Vinda de mim mesma e do meu senso moral.

Ele estava bastante confuso, assim como eu. Porque, antes de qualquer coisa, meu pai era um criminoso. E eu não deveria me auto-reprovar por querer acabar com seu império mafioso.

Fui obrigada a sair da cama quando a senhora Velasquez bateu na porta do quarto para me acordar. Trouxe com ela um café da manhã completo em uma bandeja, que ela colocou aos meus pés sobre o colchão.

— Espero que tenha dormido bem, señorita Madison. — disse, com as mãos na cintura e um sorriso um tanto maternal nos lábios.

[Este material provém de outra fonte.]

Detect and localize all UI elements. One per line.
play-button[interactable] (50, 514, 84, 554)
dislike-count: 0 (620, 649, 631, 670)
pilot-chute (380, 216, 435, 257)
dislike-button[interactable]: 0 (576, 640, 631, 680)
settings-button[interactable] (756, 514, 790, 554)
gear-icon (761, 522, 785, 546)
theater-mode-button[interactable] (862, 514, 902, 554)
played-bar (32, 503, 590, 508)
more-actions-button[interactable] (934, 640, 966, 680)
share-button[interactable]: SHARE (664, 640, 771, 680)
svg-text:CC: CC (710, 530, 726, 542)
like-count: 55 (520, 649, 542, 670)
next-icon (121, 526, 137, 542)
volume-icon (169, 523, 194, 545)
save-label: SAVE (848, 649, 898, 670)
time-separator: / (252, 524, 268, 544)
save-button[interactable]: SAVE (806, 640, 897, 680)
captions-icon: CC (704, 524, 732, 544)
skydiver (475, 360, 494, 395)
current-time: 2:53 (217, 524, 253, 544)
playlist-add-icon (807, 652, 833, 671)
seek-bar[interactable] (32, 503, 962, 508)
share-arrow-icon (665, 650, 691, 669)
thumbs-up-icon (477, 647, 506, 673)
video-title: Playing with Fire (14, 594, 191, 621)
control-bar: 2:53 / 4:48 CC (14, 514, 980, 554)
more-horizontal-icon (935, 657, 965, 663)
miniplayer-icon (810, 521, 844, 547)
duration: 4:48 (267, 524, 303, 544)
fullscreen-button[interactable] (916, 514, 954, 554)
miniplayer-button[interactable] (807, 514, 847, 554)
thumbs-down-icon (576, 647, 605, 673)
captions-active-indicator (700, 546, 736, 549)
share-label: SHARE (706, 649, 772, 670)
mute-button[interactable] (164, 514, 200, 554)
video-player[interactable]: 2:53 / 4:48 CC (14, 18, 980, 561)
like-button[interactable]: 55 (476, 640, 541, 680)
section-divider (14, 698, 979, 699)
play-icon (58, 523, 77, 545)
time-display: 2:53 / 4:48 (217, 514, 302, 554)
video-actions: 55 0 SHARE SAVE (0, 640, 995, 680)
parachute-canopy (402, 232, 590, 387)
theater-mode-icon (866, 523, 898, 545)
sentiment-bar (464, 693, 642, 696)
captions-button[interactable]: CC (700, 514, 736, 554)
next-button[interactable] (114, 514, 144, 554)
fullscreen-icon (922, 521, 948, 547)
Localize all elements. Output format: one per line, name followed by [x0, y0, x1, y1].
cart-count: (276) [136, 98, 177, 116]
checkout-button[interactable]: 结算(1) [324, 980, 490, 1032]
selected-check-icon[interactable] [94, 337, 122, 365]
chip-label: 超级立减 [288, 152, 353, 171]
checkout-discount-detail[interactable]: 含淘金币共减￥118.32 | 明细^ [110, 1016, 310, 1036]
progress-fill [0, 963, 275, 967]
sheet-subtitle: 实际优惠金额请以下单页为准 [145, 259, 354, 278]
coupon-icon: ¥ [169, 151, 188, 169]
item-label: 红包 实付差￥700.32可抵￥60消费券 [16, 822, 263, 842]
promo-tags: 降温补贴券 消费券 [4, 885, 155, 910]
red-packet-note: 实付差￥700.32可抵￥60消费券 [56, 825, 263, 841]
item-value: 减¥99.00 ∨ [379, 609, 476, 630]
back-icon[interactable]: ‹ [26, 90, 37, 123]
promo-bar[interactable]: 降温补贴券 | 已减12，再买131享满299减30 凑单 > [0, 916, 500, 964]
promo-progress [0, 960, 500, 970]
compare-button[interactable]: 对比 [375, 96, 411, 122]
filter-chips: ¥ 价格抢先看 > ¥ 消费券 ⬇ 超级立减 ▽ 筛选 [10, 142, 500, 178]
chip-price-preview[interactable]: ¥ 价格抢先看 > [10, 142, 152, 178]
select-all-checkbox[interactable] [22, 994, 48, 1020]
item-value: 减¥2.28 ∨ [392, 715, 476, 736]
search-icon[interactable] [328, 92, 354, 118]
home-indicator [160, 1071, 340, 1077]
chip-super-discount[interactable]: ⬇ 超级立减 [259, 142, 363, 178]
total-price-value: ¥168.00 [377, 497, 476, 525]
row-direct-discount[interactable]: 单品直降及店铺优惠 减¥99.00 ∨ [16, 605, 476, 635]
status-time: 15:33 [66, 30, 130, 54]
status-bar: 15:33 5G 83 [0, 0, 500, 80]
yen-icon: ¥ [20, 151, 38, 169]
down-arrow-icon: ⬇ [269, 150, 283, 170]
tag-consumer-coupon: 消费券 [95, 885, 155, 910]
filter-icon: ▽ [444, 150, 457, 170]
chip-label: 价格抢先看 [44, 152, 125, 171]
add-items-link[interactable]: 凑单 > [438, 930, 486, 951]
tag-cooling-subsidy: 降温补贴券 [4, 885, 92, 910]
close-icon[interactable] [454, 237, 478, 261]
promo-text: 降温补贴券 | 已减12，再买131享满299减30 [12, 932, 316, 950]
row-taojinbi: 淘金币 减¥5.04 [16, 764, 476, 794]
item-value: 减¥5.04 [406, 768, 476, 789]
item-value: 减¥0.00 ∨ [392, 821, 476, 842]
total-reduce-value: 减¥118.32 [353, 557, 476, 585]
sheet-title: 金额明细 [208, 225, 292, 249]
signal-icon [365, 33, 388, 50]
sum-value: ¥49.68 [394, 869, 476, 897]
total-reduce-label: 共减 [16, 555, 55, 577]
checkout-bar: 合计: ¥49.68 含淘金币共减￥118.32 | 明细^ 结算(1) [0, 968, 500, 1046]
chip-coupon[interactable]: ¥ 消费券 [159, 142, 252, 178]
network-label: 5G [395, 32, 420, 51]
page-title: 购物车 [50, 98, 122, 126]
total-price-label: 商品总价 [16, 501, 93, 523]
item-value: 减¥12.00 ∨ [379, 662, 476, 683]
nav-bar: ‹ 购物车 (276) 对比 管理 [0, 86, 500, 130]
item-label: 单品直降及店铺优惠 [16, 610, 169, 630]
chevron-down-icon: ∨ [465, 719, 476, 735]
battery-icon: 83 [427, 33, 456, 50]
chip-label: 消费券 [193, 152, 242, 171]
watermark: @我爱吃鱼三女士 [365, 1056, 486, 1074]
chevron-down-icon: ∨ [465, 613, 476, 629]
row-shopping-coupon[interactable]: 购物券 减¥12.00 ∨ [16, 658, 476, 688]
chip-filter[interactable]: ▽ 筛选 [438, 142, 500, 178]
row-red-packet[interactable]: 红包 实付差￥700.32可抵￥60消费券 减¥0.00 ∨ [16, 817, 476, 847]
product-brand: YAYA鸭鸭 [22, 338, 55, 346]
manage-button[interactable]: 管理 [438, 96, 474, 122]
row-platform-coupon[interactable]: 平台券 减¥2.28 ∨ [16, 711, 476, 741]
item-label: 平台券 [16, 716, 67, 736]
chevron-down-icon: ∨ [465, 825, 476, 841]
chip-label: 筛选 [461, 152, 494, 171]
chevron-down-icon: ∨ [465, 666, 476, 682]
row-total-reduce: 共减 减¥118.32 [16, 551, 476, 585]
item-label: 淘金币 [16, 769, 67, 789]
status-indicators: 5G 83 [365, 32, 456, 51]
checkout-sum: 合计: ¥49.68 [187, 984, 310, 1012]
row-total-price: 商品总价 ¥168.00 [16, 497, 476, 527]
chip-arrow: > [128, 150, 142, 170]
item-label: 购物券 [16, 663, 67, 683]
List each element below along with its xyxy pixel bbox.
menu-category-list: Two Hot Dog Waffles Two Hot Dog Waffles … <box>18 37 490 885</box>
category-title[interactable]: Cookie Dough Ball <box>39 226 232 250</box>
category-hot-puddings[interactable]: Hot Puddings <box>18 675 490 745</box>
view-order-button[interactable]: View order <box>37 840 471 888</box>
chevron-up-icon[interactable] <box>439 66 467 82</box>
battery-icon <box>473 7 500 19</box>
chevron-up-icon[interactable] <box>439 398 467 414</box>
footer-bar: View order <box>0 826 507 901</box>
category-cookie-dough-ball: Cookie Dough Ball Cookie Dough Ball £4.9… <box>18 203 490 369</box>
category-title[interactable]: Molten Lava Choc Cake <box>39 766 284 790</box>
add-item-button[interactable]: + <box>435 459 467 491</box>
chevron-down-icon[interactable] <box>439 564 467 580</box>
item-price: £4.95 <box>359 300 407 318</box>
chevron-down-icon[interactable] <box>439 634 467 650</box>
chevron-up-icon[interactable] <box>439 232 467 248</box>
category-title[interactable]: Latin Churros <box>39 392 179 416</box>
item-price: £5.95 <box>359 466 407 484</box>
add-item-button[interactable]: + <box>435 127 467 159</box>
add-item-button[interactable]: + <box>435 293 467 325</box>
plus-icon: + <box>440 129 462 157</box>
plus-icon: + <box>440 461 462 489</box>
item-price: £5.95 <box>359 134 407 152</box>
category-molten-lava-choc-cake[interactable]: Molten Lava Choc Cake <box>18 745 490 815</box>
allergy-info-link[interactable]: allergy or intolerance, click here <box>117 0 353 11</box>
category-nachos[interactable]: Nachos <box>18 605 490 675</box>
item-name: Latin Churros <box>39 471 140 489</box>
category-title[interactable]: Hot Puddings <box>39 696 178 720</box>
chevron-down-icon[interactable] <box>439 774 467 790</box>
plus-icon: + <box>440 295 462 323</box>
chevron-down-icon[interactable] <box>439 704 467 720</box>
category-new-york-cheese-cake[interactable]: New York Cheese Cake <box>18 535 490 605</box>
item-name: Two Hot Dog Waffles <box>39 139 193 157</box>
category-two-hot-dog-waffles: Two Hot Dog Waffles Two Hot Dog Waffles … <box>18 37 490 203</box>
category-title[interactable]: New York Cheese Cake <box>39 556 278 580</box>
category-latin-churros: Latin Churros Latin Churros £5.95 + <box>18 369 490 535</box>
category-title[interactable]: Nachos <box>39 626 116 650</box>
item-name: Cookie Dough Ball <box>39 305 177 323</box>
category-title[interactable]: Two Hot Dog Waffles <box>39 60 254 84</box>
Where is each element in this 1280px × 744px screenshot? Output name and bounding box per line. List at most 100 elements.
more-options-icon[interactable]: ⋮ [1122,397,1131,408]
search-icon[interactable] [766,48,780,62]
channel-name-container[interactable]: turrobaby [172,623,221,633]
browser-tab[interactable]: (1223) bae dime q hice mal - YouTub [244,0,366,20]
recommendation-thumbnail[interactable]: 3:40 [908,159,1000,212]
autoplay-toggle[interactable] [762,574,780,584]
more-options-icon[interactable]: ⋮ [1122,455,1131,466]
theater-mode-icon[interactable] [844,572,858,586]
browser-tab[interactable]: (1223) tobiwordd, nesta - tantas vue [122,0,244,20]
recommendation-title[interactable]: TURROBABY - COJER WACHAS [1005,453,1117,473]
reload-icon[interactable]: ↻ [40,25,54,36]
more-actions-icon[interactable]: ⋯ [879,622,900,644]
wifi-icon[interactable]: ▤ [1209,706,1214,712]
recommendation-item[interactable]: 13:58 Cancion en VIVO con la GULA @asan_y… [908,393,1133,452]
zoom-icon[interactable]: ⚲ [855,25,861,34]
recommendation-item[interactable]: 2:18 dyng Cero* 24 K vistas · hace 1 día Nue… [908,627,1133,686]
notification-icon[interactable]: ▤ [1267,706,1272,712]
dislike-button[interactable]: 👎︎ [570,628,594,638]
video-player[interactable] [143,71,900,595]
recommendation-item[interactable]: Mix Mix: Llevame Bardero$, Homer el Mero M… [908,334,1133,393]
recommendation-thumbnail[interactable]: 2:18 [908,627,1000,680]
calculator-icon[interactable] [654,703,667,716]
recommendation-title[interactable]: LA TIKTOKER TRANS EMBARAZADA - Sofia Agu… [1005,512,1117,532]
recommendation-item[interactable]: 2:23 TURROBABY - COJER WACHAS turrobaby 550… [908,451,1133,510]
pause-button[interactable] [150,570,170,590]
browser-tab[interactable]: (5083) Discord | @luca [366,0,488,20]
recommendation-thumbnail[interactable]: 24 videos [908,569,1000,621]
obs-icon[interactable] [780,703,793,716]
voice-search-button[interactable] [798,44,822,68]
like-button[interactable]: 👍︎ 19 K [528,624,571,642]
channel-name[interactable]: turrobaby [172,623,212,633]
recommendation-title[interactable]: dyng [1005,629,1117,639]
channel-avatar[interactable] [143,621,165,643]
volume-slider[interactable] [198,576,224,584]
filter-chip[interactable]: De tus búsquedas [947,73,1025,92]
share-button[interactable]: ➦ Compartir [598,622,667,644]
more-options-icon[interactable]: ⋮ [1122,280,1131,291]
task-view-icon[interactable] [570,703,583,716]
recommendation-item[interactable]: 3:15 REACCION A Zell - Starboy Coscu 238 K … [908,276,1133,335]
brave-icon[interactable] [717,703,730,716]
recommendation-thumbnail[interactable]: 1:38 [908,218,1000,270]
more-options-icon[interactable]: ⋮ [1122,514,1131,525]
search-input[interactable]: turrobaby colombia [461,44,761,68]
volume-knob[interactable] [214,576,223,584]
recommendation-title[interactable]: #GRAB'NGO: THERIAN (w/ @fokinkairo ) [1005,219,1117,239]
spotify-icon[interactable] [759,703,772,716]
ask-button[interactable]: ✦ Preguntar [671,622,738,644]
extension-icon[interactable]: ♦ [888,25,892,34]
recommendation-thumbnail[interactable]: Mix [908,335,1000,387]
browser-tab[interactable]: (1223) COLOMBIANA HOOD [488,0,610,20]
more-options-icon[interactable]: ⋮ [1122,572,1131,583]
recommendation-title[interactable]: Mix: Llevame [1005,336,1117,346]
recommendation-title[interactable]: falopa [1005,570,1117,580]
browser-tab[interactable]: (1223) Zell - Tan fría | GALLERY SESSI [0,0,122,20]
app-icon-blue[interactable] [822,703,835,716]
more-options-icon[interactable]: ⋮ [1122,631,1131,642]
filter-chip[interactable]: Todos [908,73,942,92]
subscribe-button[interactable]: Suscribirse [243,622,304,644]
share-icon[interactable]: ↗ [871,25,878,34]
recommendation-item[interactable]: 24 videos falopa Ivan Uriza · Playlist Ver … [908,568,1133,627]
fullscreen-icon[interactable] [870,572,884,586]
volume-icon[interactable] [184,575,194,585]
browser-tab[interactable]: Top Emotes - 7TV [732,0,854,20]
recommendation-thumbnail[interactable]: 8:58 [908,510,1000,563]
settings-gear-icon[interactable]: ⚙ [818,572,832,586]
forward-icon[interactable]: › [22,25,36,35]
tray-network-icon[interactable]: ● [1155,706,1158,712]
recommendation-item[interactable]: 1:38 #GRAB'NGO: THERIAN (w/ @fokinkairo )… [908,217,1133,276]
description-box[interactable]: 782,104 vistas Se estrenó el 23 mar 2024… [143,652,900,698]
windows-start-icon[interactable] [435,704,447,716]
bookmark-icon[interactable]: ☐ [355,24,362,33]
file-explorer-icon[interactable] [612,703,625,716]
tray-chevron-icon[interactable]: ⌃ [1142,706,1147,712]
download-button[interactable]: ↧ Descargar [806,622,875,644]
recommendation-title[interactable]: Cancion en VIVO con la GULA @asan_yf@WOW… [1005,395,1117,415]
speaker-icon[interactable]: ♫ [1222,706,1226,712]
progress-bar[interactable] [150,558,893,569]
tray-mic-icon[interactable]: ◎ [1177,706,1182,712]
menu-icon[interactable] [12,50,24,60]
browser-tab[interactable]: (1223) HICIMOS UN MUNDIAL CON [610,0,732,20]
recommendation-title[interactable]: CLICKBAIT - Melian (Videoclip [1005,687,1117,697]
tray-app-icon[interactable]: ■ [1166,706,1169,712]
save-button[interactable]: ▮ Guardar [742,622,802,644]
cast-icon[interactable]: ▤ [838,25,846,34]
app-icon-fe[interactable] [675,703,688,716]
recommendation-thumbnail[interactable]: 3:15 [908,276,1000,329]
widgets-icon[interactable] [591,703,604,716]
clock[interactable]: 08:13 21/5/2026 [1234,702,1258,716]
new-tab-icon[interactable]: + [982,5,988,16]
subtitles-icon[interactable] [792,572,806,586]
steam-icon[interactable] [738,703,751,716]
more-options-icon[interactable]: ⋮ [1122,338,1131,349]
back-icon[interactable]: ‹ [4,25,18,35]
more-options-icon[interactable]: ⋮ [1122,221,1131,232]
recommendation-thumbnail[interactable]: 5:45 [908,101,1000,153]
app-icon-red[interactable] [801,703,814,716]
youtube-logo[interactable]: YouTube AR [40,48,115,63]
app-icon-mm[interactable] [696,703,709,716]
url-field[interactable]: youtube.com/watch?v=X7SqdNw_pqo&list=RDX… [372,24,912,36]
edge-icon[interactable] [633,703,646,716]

Tentei sorrir com tanta empolgação quanto ela quando respondi:

— Na medida do possível, acho que sim, muito obrigada, senhora Velasquez.

Ela assentiu e me fitou por um instante um tanto longo. Então apontou para a cama e perguntou:

— Posso me sentar?

— Claro.

Puxei a bandeja para o meu colo, analisando o que eu comeria primeiro. Tinha donuts, bagel, ovos, bacon, frutas frescas e um suco de laranja. E eu não tinha fome, meu estômago passou a embrulhar assim que meu cérebro deu-se conta de que era o primeiro de muitos dias de incertezas.

— Eu não a conheço, mas sinto como se a conhecesse a vida toda, porque seu pai fala de você todos os dias, desde que nasceu. Então, por favor, não estranhe o fato de que eu tenho grande carinho pela señorita. — Ela apertou minha mão que pousava ao lado de meu corpo — Sei que deve ser difícil fazer uma mudança tão brusca em sua vida, e mais difícil ainda aceitar as condições de vida de seu pai. Ele pode ser quem é, mas, acredite, dentro daquele peito bate um enorme coração, e esse enorme coração dedica todo o amor a você. Não se esqueça disso. — Concluiu a senhora Velasquez e, antes que eu pudesse responder, saiu, deixando-me sozinha com minha indecisão sobre o café da manhã e sobre quem eu era, o que eu deveria fazer.